Aeronomy & Astrophysics

Dr. Vladimir Papitashvili
Program Manager

AO-115-O

NSF/OPP 00-87541
Station: S
RPSC POC: Paul Sullivan
Research Site(s): Pomerantzland

Mapping the sound speed structure of the sun's atmosphere
Dr. Stuart M. Jefferies
University of New Mexico
Maui Scientific Research Center
stuartj@msrc.unm.edu

Deploying Team Members: Vincenzo Di Martino . Wolfgang Finsterle . Cindy Giebink . Stuart M Jeffries . Allister Knox . Paolo Rapex
Research Objectives: This group studies the velocity and intensity of signals from the solar surface using magneto-optical filters tuned to the solar absorption lines at 589nm and 770nm, a small telescope, and digital cameras. These observations require uninterrupted viewing of the sun for many days through a "stable" atmosphere. These conditions are obtained by viewing the sun from a remote site well away from any heat sources or other disturbances of the atmosphere (e.g. airplane contrails, station activities). Depending on activity level at the station, the experiment will be located between 2 and 8 kilometers away from the station.
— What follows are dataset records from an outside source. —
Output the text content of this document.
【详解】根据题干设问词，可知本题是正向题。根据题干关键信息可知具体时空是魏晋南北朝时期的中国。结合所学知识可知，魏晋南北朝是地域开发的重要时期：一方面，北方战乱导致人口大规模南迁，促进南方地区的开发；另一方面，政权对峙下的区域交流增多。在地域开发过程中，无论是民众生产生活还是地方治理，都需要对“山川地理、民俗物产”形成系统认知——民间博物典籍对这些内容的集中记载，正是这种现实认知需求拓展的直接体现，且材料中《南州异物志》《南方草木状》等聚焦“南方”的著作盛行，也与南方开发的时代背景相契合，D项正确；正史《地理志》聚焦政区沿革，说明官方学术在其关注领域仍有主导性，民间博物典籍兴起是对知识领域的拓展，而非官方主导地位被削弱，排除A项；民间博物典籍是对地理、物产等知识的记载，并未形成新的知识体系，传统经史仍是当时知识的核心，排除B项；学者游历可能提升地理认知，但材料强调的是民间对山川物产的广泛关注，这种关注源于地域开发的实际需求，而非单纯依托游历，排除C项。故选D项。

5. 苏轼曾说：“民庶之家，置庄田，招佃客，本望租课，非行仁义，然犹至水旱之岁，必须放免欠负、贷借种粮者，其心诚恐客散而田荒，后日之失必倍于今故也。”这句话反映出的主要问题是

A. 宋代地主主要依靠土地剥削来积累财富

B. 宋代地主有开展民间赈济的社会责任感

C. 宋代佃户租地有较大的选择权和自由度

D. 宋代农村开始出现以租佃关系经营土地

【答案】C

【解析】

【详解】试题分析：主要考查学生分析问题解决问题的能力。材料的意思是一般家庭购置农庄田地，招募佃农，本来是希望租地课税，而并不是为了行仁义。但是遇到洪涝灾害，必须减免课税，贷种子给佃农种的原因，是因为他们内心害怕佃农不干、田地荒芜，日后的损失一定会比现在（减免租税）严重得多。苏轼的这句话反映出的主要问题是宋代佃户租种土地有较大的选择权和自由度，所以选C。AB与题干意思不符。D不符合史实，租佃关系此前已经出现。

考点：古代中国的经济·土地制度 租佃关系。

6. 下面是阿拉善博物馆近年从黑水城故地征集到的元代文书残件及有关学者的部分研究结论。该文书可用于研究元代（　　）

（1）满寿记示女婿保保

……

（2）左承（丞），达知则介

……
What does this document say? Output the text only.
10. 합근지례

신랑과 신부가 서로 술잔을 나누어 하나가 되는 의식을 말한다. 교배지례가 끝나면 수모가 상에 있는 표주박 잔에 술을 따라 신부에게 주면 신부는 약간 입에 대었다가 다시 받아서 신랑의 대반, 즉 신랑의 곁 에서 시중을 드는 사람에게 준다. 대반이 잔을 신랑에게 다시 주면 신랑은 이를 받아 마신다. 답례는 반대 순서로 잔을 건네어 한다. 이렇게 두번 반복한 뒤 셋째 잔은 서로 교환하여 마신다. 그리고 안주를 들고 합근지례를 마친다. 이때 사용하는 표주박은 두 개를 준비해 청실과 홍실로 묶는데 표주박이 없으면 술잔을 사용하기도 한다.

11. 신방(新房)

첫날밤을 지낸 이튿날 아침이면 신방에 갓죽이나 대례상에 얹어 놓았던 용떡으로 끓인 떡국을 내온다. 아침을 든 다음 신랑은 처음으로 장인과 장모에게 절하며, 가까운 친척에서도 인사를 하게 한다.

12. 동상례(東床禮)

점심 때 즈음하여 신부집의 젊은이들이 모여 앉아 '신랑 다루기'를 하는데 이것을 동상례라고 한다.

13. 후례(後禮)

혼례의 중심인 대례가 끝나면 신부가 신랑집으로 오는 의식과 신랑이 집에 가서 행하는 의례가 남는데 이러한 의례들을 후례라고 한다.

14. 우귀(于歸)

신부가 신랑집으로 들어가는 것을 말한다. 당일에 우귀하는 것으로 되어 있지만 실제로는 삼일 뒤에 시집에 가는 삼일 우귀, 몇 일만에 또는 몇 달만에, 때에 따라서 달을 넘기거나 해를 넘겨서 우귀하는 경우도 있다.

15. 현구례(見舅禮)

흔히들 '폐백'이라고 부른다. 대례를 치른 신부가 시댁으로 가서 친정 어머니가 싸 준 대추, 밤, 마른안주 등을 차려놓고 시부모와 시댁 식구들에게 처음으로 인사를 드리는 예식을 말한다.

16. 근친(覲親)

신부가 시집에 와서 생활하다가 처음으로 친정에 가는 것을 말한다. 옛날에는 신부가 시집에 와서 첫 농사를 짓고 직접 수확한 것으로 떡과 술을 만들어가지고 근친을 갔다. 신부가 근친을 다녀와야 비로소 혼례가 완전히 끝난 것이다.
To reduce local heat sources and to minimize the amount of heat escaping into the atmosphere from the instrument building at the remote site, the instrument building is buried under the ice 400 meters away from the generators.

Field Season Overview:
A remote observing site will be constructed between two- and eight kilometers from South Pole Station. The exact distance will depend on the level of activity at the station, and the final decision will be made within a couple of days of arriving. This project includes close collaboration with the University of Rome for the building of the instrument, which provided more than 60% of the instrument components and construction. One of the team members is from the University of Rome and funded by the Italian Antarctic agency.